O Amor que a Vida
Traz – Martha Medeiros
Você gostaria de
ter um amor que fosse estável, divertido e fácil. O objeto desse amor nem
precisaria ser muito bonito, nem rico. Uma pessoa bacana, que te adorasse e
fosse parceira já estaria mais do que bom. Você quer um amor assim. É pedir
muito? Ora, você está sendo até modesto.
O problema é que
todos imaginam um amor a seu modo, um amor cheio de pré-requisitos. Ao analisar
o currículo do candidato, alguns itens de fábrica não podem faltar. O seu amor
tem que gostar um pouco de cinema, nem que seja pra assistir em casa, no DVD. E
seria bom que gostasse dos seus amigos. E precisa ter um emprego seguro. Bom
humor, sim, bom humor não pode faltar. Não é querer demais, é? Ninguém está
pedindo um piloto de Fórmula 1 ou uma capa da Playboy. Basta um amor desses
fabricados em série, não pode ser tão impossível.
Aí a vida bate à
sua porta e entrega um amor que não tem nada a ver com o que você queria. Será
que se enganou de endereço? Não. Está tudo certinho, confira o protocolo. Esse
é o amor que lhe cabe. É seu. Se não gostar, pode colocar no lixo, pode passar
adiante, faça o que quiser. A entrega está feita, assine aqui, adeus.
E agora está você
aí, com esse amor que não estava nos planos. Um amor que não é a sua cara, que
não lembra em nada o amor solicitado. E, por isso mesmo, um amor que deixa você
em pânico e em êxtase. Tudo diferente do que você um dia supôs, um amor que te
perturba e te exige, que não aceita as regras que você estipulou. Um amor que a
cada manhã faz você pensar que de hoje não passa, mas a noite chega e esse amor
perdura, um amor movido por discussões que você não esperava enfrentar e por
beijos para os quais nem imaginava ter tanto fôlego. Um amor errado como
aqueles que dizem que devemos aproveitar enquanto não encontramos o certo, e o
certo era aquele outro que você havia encomendado, mas a vida, que é péssima em
atender pedidos, lhe trouxe esse e conforme-se, saboreie esse presente, esse
suspense, esse nonsense, esse amor que você desconfia que nem lhe pertence.
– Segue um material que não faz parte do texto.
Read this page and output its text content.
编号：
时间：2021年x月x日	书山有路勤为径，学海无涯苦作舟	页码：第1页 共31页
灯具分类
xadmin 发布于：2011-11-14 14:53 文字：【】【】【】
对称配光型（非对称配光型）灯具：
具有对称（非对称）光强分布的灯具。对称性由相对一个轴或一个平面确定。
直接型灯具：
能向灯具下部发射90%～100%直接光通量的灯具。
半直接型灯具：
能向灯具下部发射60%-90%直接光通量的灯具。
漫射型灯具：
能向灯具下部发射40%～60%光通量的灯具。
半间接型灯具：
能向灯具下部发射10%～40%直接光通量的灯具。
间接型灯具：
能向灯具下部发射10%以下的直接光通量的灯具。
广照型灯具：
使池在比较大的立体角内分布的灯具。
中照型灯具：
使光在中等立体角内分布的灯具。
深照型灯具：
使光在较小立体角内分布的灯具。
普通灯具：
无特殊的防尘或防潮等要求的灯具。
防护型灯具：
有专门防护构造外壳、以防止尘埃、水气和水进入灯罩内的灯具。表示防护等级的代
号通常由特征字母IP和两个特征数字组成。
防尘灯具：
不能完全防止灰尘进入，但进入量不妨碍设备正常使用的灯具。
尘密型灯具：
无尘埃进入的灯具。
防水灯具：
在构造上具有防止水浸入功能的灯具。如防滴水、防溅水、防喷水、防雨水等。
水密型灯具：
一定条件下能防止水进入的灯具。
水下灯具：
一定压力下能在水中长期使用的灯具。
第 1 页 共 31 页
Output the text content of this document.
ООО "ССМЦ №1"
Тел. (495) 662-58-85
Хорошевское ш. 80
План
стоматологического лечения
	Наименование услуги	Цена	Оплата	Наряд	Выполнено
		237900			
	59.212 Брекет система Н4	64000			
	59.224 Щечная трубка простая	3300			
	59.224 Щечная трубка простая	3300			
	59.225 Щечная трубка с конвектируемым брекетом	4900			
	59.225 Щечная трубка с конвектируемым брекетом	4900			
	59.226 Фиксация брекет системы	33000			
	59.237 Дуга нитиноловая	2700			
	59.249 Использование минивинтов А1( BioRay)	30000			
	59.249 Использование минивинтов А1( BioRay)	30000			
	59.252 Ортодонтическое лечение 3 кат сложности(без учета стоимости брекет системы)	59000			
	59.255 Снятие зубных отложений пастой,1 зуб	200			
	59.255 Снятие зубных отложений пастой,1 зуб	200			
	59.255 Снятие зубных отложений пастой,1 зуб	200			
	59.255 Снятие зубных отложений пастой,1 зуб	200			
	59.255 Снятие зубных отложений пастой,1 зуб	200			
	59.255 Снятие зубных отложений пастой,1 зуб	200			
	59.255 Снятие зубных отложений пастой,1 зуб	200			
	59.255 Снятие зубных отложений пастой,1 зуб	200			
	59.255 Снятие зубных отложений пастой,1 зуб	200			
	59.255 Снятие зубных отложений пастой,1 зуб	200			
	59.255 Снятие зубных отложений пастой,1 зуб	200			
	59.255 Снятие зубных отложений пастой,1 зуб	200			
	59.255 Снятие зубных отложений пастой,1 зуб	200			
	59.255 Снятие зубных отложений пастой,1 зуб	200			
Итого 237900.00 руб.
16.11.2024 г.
Aquele amor em formato de coração, amor com licor, amor de caixinha, não
apareceu. Olhe pra você vivendo esse amor a granel, esse amor escarcéu, não era
bem isso que você desejava, mas é o amor que lhe foi destinado, o amor que
começou por telefone, o amor que começou pela internet, que esbarrou em você no
elevador, o amor que era pra não vingar e virou compromisso, olha você tendo
que explicar o que não se explica, você nunca havia se dado conta de que amor
não se pede, não se especifica, não se experimenta em loja – ah, este me serviu
direitinho!
Aquele amor
discretinho por você tão sonhado vai parar na porta de alguém para o qual um
amor discretinho costuma ser desprezado, repare em como a vida é astuciosa.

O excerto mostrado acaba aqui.